Abbreviations: AML, antimicrobial lock; C, citrate; CRBSI, catheter-related bloodstream infection; CD, catheter-days; DS, dialysis sessions; E, ethanol; G, gentamicin; H, heparin; M, minocycline; MB, methylene blue; P, propylparaben; T, taurolidine; V, vancomycin; vs, versus.

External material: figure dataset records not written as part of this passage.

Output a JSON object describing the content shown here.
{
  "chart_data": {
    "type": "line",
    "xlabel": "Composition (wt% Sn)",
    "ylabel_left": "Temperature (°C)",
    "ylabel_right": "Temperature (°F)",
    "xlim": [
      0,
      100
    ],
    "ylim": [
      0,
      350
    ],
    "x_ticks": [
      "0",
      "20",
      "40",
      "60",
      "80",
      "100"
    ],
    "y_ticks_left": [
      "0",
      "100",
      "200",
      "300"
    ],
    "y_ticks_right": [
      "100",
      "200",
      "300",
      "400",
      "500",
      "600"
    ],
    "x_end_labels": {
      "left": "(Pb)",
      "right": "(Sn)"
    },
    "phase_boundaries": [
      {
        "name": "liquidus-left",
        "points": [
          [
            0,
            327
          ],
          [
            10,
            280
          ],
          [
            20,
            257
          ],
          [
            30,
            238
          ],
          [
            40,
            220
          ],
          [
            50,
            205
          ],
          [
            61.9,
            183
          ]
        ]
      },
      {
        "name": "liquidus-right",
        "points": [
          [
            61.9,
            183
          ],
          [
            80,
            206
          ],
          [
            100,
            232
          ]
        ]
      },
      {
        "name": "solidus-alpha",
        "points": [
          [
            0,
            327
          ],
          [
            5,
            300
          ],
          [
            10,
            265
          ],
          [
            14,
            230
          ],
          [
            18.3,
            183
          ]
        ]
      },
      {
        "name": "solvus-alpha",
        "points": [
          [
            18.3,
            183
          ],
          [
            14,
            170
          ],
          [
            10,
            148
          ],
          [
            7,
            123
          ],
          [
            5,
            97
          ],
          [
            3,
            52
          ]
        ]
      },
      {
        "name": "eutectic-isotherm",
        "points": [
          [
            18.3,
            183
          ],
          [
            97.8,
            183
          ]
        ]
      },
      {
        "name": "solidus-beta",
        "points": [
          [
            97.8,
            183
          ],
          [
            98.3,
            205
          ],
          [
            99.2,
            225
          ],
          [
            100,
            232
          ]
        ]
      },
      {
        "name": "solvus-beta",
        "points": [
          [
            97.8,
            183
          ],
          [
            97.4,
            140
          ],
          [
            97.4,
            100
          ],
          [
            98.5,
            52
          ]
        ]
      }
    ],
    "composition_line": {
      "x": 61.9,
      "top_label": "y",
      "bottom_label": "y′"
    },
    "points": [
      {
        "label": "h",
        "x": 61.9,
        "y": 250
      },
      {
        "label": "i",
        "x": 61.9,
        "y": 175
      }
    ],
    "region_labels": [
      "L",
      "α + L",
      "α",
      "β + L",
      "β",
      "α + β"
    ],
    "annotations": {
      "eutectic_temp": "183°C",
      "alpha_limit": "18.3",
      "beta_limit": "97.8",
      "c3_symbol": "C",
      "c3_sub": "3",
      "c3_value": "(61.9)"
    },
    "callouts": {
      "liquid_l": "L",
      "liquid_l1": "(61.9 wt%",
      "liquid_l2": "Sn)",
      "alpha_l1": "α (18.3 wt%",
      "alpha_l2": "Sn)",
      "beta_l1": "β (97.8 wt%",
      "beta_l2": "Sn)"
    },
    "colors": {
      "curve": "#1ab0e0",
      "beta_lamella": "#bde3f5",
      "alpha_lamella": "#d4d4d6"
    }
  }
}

The controversy regarding antibiotic resistance in AML has led to the use of other antiseptic solutions that do not contain antibiotics. Taurolidine, an agent that directly affects bacterial cell walls, has had promising results in the reduction of CRBSIs. While it lacks the stigma of antibiotic resistance, this taurine-like molecule has been linked to an increased need for thrombolytic therapy due to occlusion problems. The incorporation of heparin within the AML solution was shown to obviate this issue.48,51,55

Ethanol has been proposed as an attractive option for AML as it is relatively inexpensive and is effective against a wide variety of microorganisms including fungi. A prospective study involving a high-risk population of 64 patients undergoing chemotherapy via tunneled catheters showed a decrease in infections by four-fold, three in the ethanol group versus eleven in the control group, when ethanol was used as daily prophylaxis.56 Once weekly ethanol instilled for 48 hours in patients with HD was associated with an insignificant 67% decrease in CBRSI.49 Shorter dwell times for this agent have been postulated as prolonged ethanol exposure may lead to catheter dysfunction. A French study involving critically ill patients with nontunneled catheters compared a 2-minute ethanol dwell time to heparinized controls and did not show a significant difference in outcome.50,57 The authors suggested that the short interval of catheter use likely contributed to the results as previous positive studies involved longer durations of catheter use.

Conclusion

A host of resources have been dedicated to combating CRBSIs in patients with HD. Notwithstanding, CBRSIs remain a considerable problem that plague the ESRD community and health care providers due to the consequences of the disease and mortality effects. Early efforts must be directed toward preventative care emphasizing placement of other vascular accesses or initiating an alternative dialysis modality, such as timely peritoneal dialysis (PD) to avert HD catheter placement before it becomes necessary. Initiating PD acutely via “urgent start PD” programs has been shown to be a safe alternative to HD in patients without an established AV fistula or graft.58 Should no options exist outside of HD catheter placement, proper catheter care and infection control procedures are the first step in preventing infections. Auditing and educating both patients and dialysis unit personnel are of the utmost importance. Lastly, AML therapy should be considered in high-risk groups who have utilized all other conservative measures to prevent infection.